Attention has to be paid to the fact that under German law the IP address is usually regarded as personal data. This means that data protection regulations apply to IP addresses. Legal problems can be avoided by anonymising the personal information.

Moreover, operators have to consider and implement the users’ right of access to their personal data. Further they have to make sure that requests for correction, erasure or withdrawal of consent are correctly carried out.

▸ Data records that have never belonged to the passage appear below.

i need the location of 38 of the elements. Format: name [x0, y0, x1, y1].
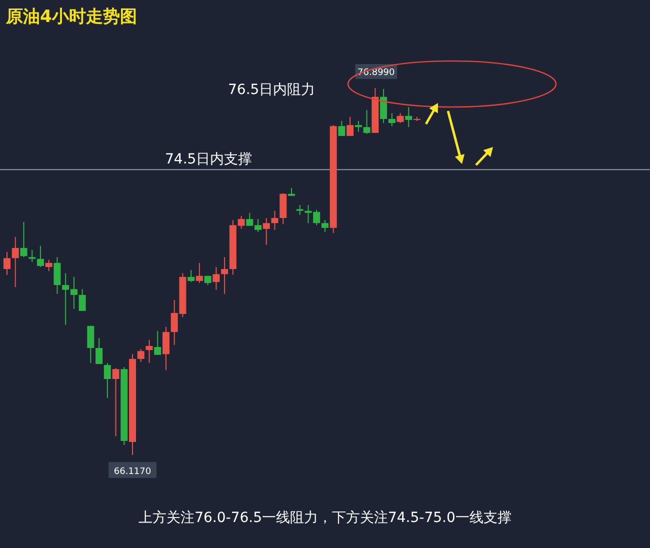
candlestick [154, 330, 162, 356]
candlestick [221, 256, 228, 294]
chart-title: 原油4小时走势图 [5, 7, 137, 27]
candlestick [45, 259, 52, 272]
ref-line-label: 74.5日内支撑 [165, 152, 252, 168]
candlestick [188, 270, 195, 282]
candlestick [96, 338, 103, 365]
candlestick [396, 112, 404, 124]
candlestick [405, 106, 412, 128]
candlestick [137, 348, 144, 362]
candlestick [346, 116, 354, 136]
candlestick [196, 262, 203, 284]
candlestick [12, 236, 19, 288]
candlestick [4, 252, 10, 276]
label-low: 66.1170 [108, 462, 156, 478]
candlestick [354, 120, 362, 132]
candlestick [112, 368, 120, 437]
candlestick [321, 220, 328, 232]
candlestick [296, 204, 304, 216]
candlestick [20, 222, 28, 258]
candlestick [338, 120, 346, 136]
candlestick [28, 249, 36, 262]
candlestick [271, 210, 278, 230]
annotation: 76.5日内阻力 [228, 82, 316, 98]
text: 上方关注76.0-76.5一线阻力，下方关注74.5-75.0一线支撑 [138, 510, 512, 526]
annotation: 66.1170 [114, 467, 152, 477]
candlestick [212, 266, 220, 290]
candlestick [380, 88, 388, 124]
candlestick [78, 288, 86, 312]
candlestick [146, 339, 153, 364]
candlestick [388, 112, 396, 127]
candlestick [54, 256, 61, 294]
candlestick [262, 217, 270, 246]
candlestick [162, 326, 170, 371]
candlestick [36, 245, 44, 268]
candlestick [87, 325, 94, 364]
candlestick [363, 110, 370, 134]
candlestick [104, 362, 111, 399]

The communication between users is subject to the secrecy of telecommunication and has therefore to be secured against the access of third parties. The communication must not be fully monitored. There may be exemptions due to the protections of users. But the monitoring have to be communicated to the users.

Investigation of games

As a result of the investigation of different games we found several breaches of data protection rules. Most of the privacy policy statements did not meet the required standard of comprehension and completeness. Some operators had infringed the principle of necessity and the restriction of the processing to the predefined purposes. A lot of operators (esp. from outside the European Union) do not regard the IP address as personal data and therefore do not obey to the data protection rules. Requests for consent were too broad and did not contain enough information for users in the demanded manner. The erasure of data was impossible in some cases, in other cases users had to ask several times for the erasure. It was unclear which kinds of data were given to the operator if games were included into social networks. Some games had already transferred data to the operator during the installation routine but users were not informed about it. Hidden systems of usage monitoring did not reveal which kinds of data were transferred. Only few operators allowed anonymous or pseudonymous payment. And some operators completely monitored the content of communication between users.

Further results

Our survey made clear that many users are interested in data protection and privacy issues. They do not feel to be in control of their data and are insufficiently informed. Operators are unsure about the legal requirements and their obligations. Online games should be designed in a privacy-friendly manner, compliant to data protection regulation. This will increase the trust of the users in the product as well as the producers and operators that is necessary for long-term customer loyalty. Audits and privacy seals can support operators and producers in achieving this aim.
If the operator or producer is lacking the competence in privacy matters, external service providers can give support.

Outlook

During the time of the survey new developments have occurred. They raise new privacy issues. Online games are integrated more and more into social networks or become a social network themselves. “Casual games” encourage users to transfer health information (like weight progress or workout results) to operators so that these data can be used as part of the game. Data of games on mobile devices may be combined with the location data of the mobile device. Since in Germany the development of online games is in its beginning, it provides the opportunity to design games in a privacy-compliant manner. This gives the chance to avoid infringements of data protection regulation as known from other online services.